Taze demlenmiş bir kahve, usul usul çalan bir şarkı, eh bu mısralardan da bir tutam ile mutlu olmayı başaran biz çokoprens tadında adamlar için fazlası zaten görmeyen birine gökkuşağını anlatmak gibi (Ha belki bir de cama vuran yağmur damlaları ile yağmurdan sonraki toprak kokusu olabilir, hayır demem bak). Genelde çok iyi olduğumuza dem vuran bu adına homo sapiens denen tür, genelde kırmaya, yitirmeye de o en iyilerden başlıyor. Farkına vara vara hayattaki en önemli derslerden birini almaktan geri durduramıyor kendini; üstüne bir de beyaz gömlek giydiğini göre göre içindeki narı dürtüyor. İçinde yanan alevi küle döndürüyor, sana bir yazı ile biz söz nasıl çelişir, onu sorgulatıyor. Ne olursa olsun oyun devam edecek sanıyor; ama hiçbirimiz kestiremiyoruz ki oyun nerede bitiyor hayat nerede başlıyor. İnsanoğlu işte… O değil mi cennette Mevla’ya küsen?
Sebebi de belli aslında bunların sayın okuyucu: biz fazla iyiymişiz ya hani… Çokoprens gibi adamlarız diyorum, inanmıyorsun bana! Bir nevi söyleyecek çok şeyi olup da söyleyecek bir şeyi olmayanlar kulübünün üyeleri.
İnsan kitap sayfalarının arasına gömülmüşken kendini bulduğu yerlerin altını çizermiş. Başka bir beynin hissettiklerini düşünüp de başka bir elin dilinden dökülenleri kağıt ile buluşturduğuna hayret ederek satırların altını çizer, tekrar tekrar okur, kendini bulur. İşte yukarıda bahsettiğim keyfe bir de bir kitabı okurken kaleminin de elinden düş(e)mediği anları ekle sayın okuyucu. Altı çizili satırlardan bir tanesini de buraya koyuyorum: “İnsanlar beni yitirmekten hiç korkmadılar, çünkü onlara göre fazla iyiydim.”
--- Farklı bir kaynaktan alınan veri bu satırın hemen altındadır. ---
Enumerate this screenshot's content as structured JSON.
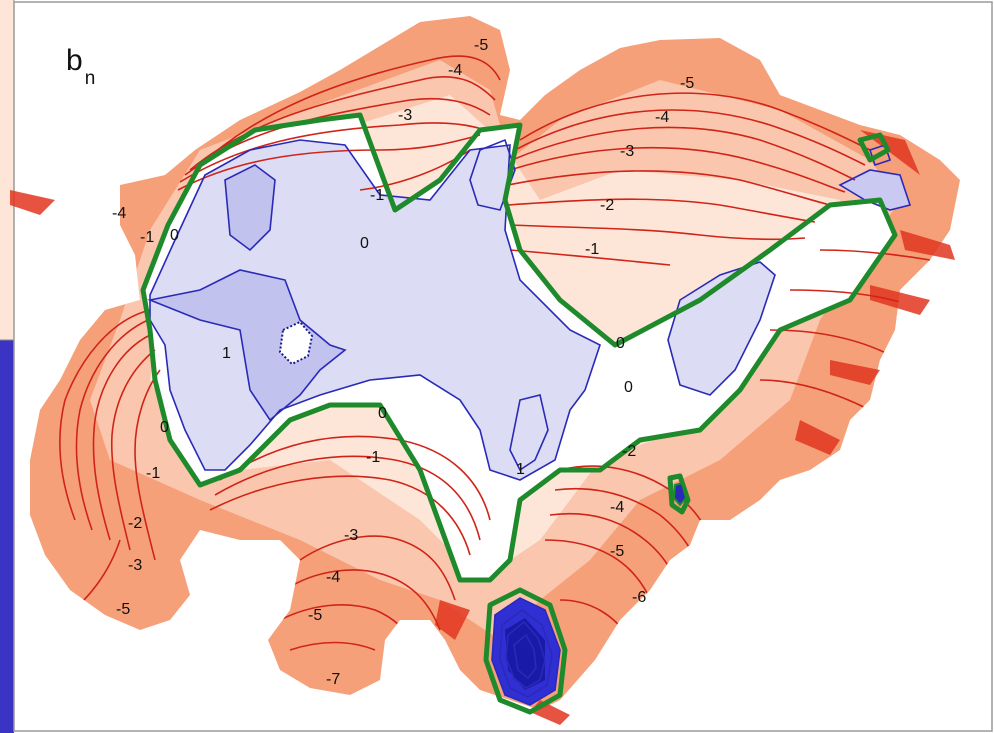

Gün geliyor; dibe çökmüş tortu sandığın hatıralar şişme lastikten oyuncaklara dönüşüyor da dönüp yüzüne bile bakmıyorsun. Bir günün sıradanlığına inat gecenin efsanevi sessizliğine bırakıyorsun kendini, hayatın damarlarından akışına, ufacık keyiflerin yeniden doğuş ile bir olduğuna şahit oluyorsun. Biliyorsun ki, sen ‘var oldukça’ varsın sayın okuyucu.
Buraya bazı cümleler koyuyorum mütemadiyen sayın okuyucu, kahvenin yanına arkadaş olsun diye. Vaktin bazen oluyor, bazen olmuyor; bilirim. Ama dursun burada bu cümleler, lazım oldukça açar okursun. Ha lazım olmazsa da zararı yok, yine de burada dursun. Ne de olsa taze demlenmiş bir kahve, biraz müzik, bir miktar da cümle keyif için yetip de artıyor bizim gibi adamlara. Hem ne olmuş yani beyaz atımız yoksa; keyfimizi de, hayallerimizi de satmadık ya.
Selam sayın okuyucu, ben beyaz atı olmayan çokoprens tadında adamlardan birisi; kahven bitti mi?